LFF opener Imitation Game wins over Toronto audiences
Benedict Cumberbatch’s starring role as the mathematician Alan Turing, who broke the Nazi Enigma code during the Second World War but then led a tragic post-war life tainted by the illegality of his homosexuality, has won the People’s Choice award at the Toronto International Film Festival.
The director of The Imitation Game, Morten Tyldum, said it was “an amazing honour” to win the prize, which – unlike most serious festivals – is chosen by viewers, rather than a panel of industry experts. “For film fans to support The Imitation Game means so much to me, the entire cast and film-making team,” he said. Tyldum had previously described the film as “a tribute to being different.”

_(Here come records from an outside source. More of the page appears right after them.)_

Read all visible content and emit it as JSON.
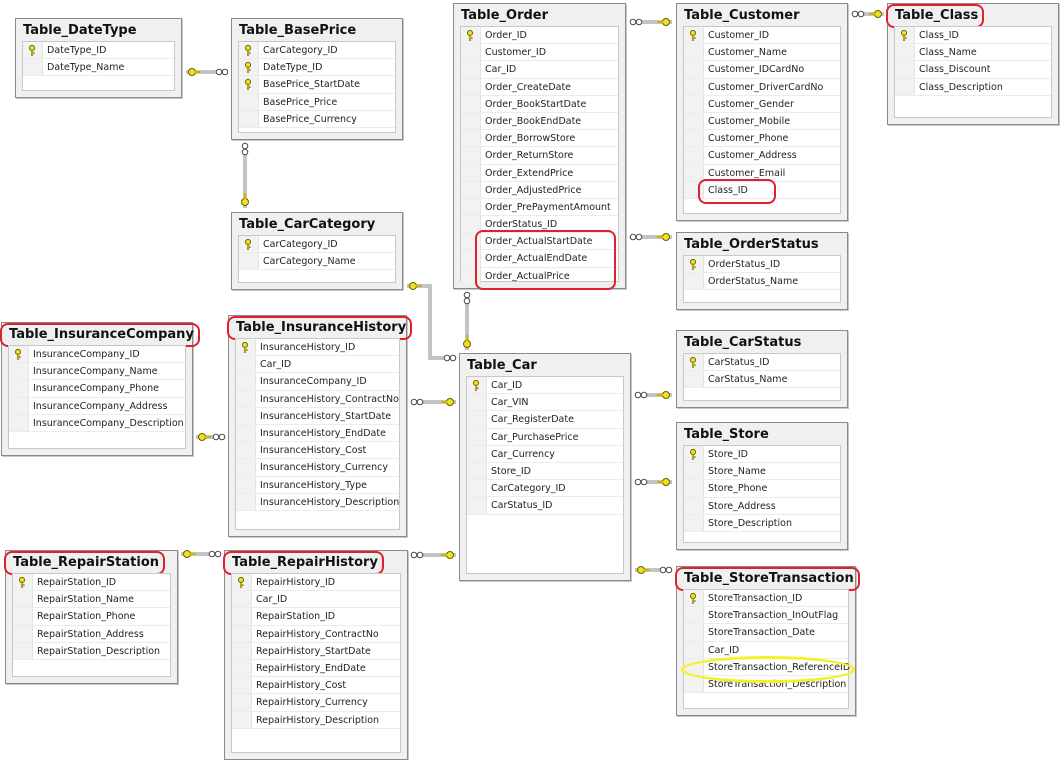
{
  "diagram": {
    "type": "database-er-diagram",
    "colors": {
      "highlight_red": "#e0202a",
      "highlight_yellow": "#f5f02a",
      "key_icon": "#f0e020",
      "connector": "#8a8a8a"
    },
    "tables": [
      {
        "id": "datetype",
        "title": "Table_DateType",
        "columns": [
          {
            "name": "DateType_ID",
            "pk": true
          },
          {
            "name": "DateType_Name",
            "pk": false
          }
        ]
      },
      {
        "id": "baseprice",
        "title": "Table_BasePrice",
        "columns": [
          {
            "name": "CarCategory_ID",
            "pk": true
          },
          {
            "name": "DateType_ID",
            "pk": true
          },
          {
            "name": "BasePrice_StartDate",
            "pk": true
          },
          {
            "name": "BasePrice_Price",
            "pk": false
          },
          {
            "name": "BasePrice_Currency",
            "pk": false
          }
        ]
      },
      {
        "id": "order",
        "title": "Table_Order",
        "columns": [
          {
            "name": "Order_ID",
            "pk": true
          },
          {
            "name": "Customer_ID",
            "pk": false
          },
          {
            "name": "Car_ID",
            "pk": false
          },
          {
            "name": "Order_CreateDate",
            "pk": false
          },
          {
            "name": "Order_BookStartDate",
            "pk": false
          },
          {
            "name": "Order_BookEndDate",
            "pk": false
          },
          {
            "name": "Order_BorrowStore",
            "pk": false
          },
          {
            "name": "Order_ReturnStore",
            "pk": false
          },
          {
            "name": "Order_ExtendPrice",
            "pk": false
          },
          {
            "name": "Order_AdjustedPrice",
            "pk": false
          },
          {
            "name": "Order_PrePaymentAmount",
            "pk": false
          },
          {
            "name": "OrderStatus_ID",
            "pk": false
          },
          {
            "name": "Order_ActualStartDate",
            "pk": false
          },
          {
            "name": "Order_ActualEndDate",
            "pk": false
          },
          {
            "name": "Order_ActualPrice",
            "pk": false
          }
        ]
      },
      {
        "id": "customer",
        "title": "Table_Customer",
        "columns": [
          {
            "name": "Customer_ID",
            "pk": true
          },
          {
            "name": "Customer_Name",
            "pk": false
          },
          {
            "name": "Customer_IDCardNo",
            "pk": false
          },
          {
            "name": "Customer_DriverCardNo",
            "pk": false
          },
          {
            "name": "Customer_Gender",
            "pk": false
          },
          {
            "name": "Customer_Mobile",
            "pk": false
          },
          {
            "name": "Customer_Phone",
            "pk": false
          },
          {
            "name": "Customer_Address",
            "pk": false
          },
          {
            "name": "Customer_Email",
            "pk": false
          },
          {
            "name": "Class_ID",
            "pk": false
          }
        ]
      },
      {
        "id": "class",
        "title": "Table_Class",
        "highlighted": true,
        "columns": [
          {
            "name": "Class_ID",
            "pk": true
          },
          {
            "name": "Class_Name",
            "pk": false
          },
          {
            "name": "Class_Discount",
            "pk": false
          },
          {
            "name": "Class_Description",
            "pk": false
          }
        ]
      },
      {
        "id": "carcategory",
        "title": "Table_CarCategory",
        "columns": [
          {
            "name": "CarCategory_ID",
            "pk": true
          },
          {
            "name": "CarCategory_Name",
            "pk": false
          }
        ]
      },
      {
        "id": "orderstatus",
        "title": "Table_OrderStatus",
        "columns": [
          {
            "name": "OrderStatus_ID",
            "pk": true
          },
          {
            "name": "OrderStatus_Name",
            "pk": false
          }
        ]
      },
      {
        "id": "insurancecompany",
        "title": "Table_InsuranceCompany",
        "highlighted": true,
        "columns": [
          {
            "name": "InsuranceCompany_ID",
            "pk": true
          },
          {
            "name": "InsuranceCompany_Name",
            "pk": false
          },
          {
            "name": "InsuranceCompany_Phone",
            "pk": false
          },
          {
            "name": "InsuranceCompany_Address",
            "pk": false
          },
          {
            "name": "InsuranceCompany_Description",
            "pk": false
          }
        ]
      },
      {
        "id": "insurancehistory",
        "title": "Table_InsuranceHistory",
        "highlighted": true,
        "columns": [
          {
            "name": "InsuranceHistory_ID",
            "pk": true
          },
          {
            "name": "Car_ID",
            "pk": false
          },
          {
            "name": "InsuranceCompany_ID",
            "pk": false
          },
          {
            "name": "InsuranceHistory_ContractNo",
            "pk": false
          },
          {
            "name": "InsuranceHistory_StartDate",
            "pk": false
          },
          {
            "name": "InsuranceHistory_EndDate",
            "pk": false
          },
          {
            "name": "InsuranceHistory_Cost",
            "pk": false
          },
          {
            "name": "InsuranceHistory_Currency",
            "pk": false
          },
          {
            "name": "InsuranceHistory_Type",
            "pk": false
          },
          {
            "name": "InsuranceHistory_Description",
            "pk": false
          }
        ]
      },
      {
        "id": "car",
        "title": "Table_Car",
        "columns": [
          {
            "name": "Car_ID",
            "pk": true
          },
          {
            "name": "Car_VIN",
            "pk": false
          },
          {
            "name": "Car_RegisterDate",
            "pk": false
          },
          {
            "name": "Car_PurchasePrice",
            "pk": false
          },
          {
            "name": "Car_Currency",
            "pk": false
          },
          {
            "name": "Store_ID",
            "pk": false
          },
          {
            "name": "CarCategory_ID",
            "pk": false
          },
          {
            "name": "CarStatus_ID",
            "pk": false
          }
        ]
      },
      {
        "id": "carstatus",
        "title": "Table_CarStatus",
        "columns": [
          {
            "name": "CarStatus_ID",
            "pk": true
          },
          {
            "name": "CarStatus_Name",
            "pk": false
          }
        ]
      },
      {
        "id": "store",
        "title": "Table_Store",
        "columns": [
          {
            "name": "Store_ID",
            "pk": true
          },
          {
            "name": "Store_Name",
            "pk": false
          },
          {
            "name": "Store_Phone",
            "pk": false
          },
          {
            "name": "Store_Address",
            "pk": false
          },
          {
            "name": "Store_Description",
            "pk": false
          }
        ]
      },
      {
        "id": "repairstation",
        "title": "Table_RepairStation",
        "highlighted": true,
        "columns": [
          {
            "name": "RepairStation_ID",
            "pk": true
          },
          {
            "name": "RepairStation_Name",
            "pk": false
          },
          {
            "name": "RepairStation_Phone",
            "pk": false
          },
          {
            "name": "RepairStation_Address",
            "pk": false
          },
          {
            "name": "RepairStation_Description",
            "pk": false
          }
        ]
      },
      {
        "id": "repairhistory",
        "title": "Table_RepairHistory",
        "highlighted": true,
        "columns": [
          {
            "name": "RepairHistory_ID",
            "pk": true
          },
          {
            "name": "Car_ID",
            "pk": false
          },
          {
            "name": "RepairStation_ID",
            "pk": false
          },
          {
            "name": "RepairHistory_ContractNo",
            "pk": false
          },
          {
            "name": "RepairHistory_StartDate",
            "pk": false
          },
          {
            "name": "RepairHistory_EndDate",
            "pk": false
          },
          {
            "name": "RepairHistory_Cost",
            "pk": false
          },
          {
            "name": "RepairHistory_Currency",
            "pk": false
          },
          {
            "name": "RepairHistory_Description",
            "pk": false
          }
        ]
      },
      {
        "id": "storetransaction",
        "title": "Table_StoreTransaction",
        "highlighted": true,
        "columns": [
          {
            "name": "StoreTransaction_ID",
            "pk": true
          },
          {
            "name": "StoreTransaction_InOutFlag",
            "pk": false
          },
          {
            "name": "StoreTransaction_Date",
            "pk": false
          },
          {
            "name": "Car_ID",
            "pk": false
          },
          {
            "name": "StoreTransaction_ReferenceID",
            "pk": false
          },
          {
            "name": "StoreTransaction_Description",
            "pk": false
          }
        ]
      }
    ],
    "relationships": [
      {
        "from": "datetype",
        "to": "baseprice",
        "one": "datetype",
        "many": "baseprice"
      },
      {
        "from": "carcategory",
        "to": "baseprice",
        "one": "carcategory",
        "many": "baseprice"
      },
      {
        "from": "customer",
        "to": "order",
        "one": "customer",
        "many": "order"
      },
      {
        "from": "class",
        "to": "customer",
        "one": "class",
        "many": "customer"
      },
      {
        "from": "orderstatus",
        "to": "order",
        "one": "orderstatus",
        "many": "order"
      },
      {
        "from": "car",
        "to": "order",
        "one": "car",
        "many": "order"
      },
      {
        "from": "carcategory",
        "to": "car",
        "one": "carcategory",
        "many": "car"
      },
      {
        "from": "car",
        "to": "insurancehistory",
        "one": "car",
        "many": "insurancehistory"
      },
      {
        "from": "insurancecompany",
        "to": "insurancehistory",
        "one": "insurancecompany",
        "many": "insurancehistory"
      },
      {
        "from": "carstatus",
        "to": "car",
        "one": "carstatus",
        "many": "car"
      },
      {
        "from": "store",
        "to": "car",
        "one": "store",
        "many": "car"
      },
      {
        "from": "car",
        "to": "storetransaction",
        "one": "car",
        "many": "storetransaction"
      },
      {
        "from": "repairstation",
        "to": "repairhistory",
        "one": "repairstation",
        "many": "repairhistory"
      },
      {
        "from": "car",
        "to": "repairhistory",
        "one": "car",
        "many": "repairhistory"
      }
    ],
    "annotations": [
      {
        "table": "order",
        "columns": [
          "Order_ActualStartDate",
          "Order_ActualEndDate",
          "Order_ActualPrice"
        ],
        "color": "red"
      },
      {
        "table": "customer",
        "columns": [
          "Class_ID"
        ],
        "color": "red"
      },
      {
        "table": "storetransaction",
        "columns": [
          "StoreTransaction_ReferenceID"
        ],
        "color": "yellow"
      }
    ]
  }
}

Turing was credited as speeding up the allied victory over the Nazis and he’s also seen as the founder of modern computing, but he was convicted of gross indecency in 1952, for which he was chemically castrated, before going on to kill himself.
Despite being voted for by the public, rather than critics or film-makers, some previous winners of Toronto’s People’s Choice award have gone on to win Best Picture Oscars, including The King’s Speech, Slumdog Millionaire and last year’s 12 Years a Slave. If nothing else, the win will put the well received British feature in a strong position as the awards season approaches.
The runners up prizes went to Sir Ben Kingsley’s romantic comedy Learning to Drive, in which he plays a Sikh taxi driver and driving instructor, and the comedy drama St Vincent, in which Bill Murray stars as a cantankerous war veteran who finds himself having to look after his neighbour’s young son.
The People’s Choice documentary award went to Hajooj Kuka’s Beats of the Antonov, about Sudanese cattle farmers. The runners up awards in the documentary category were David Thorpe’s Do I Sound Gay? and Ethan Hawke’s musical documentary Seymour: An Introduction.
The third People’s Choice prize in the Midnight Madness programme went to the Flight of the Conchords star Jermaine Clement’s vampire film What We Do in the Shadows. Collecting the award, the writer, director and star of the film said no vampires could attend the ceremony because it took place during the day. Kevin Smith’s horror Tusk and Samuel L Jackson’s Big Game came second and third in the category.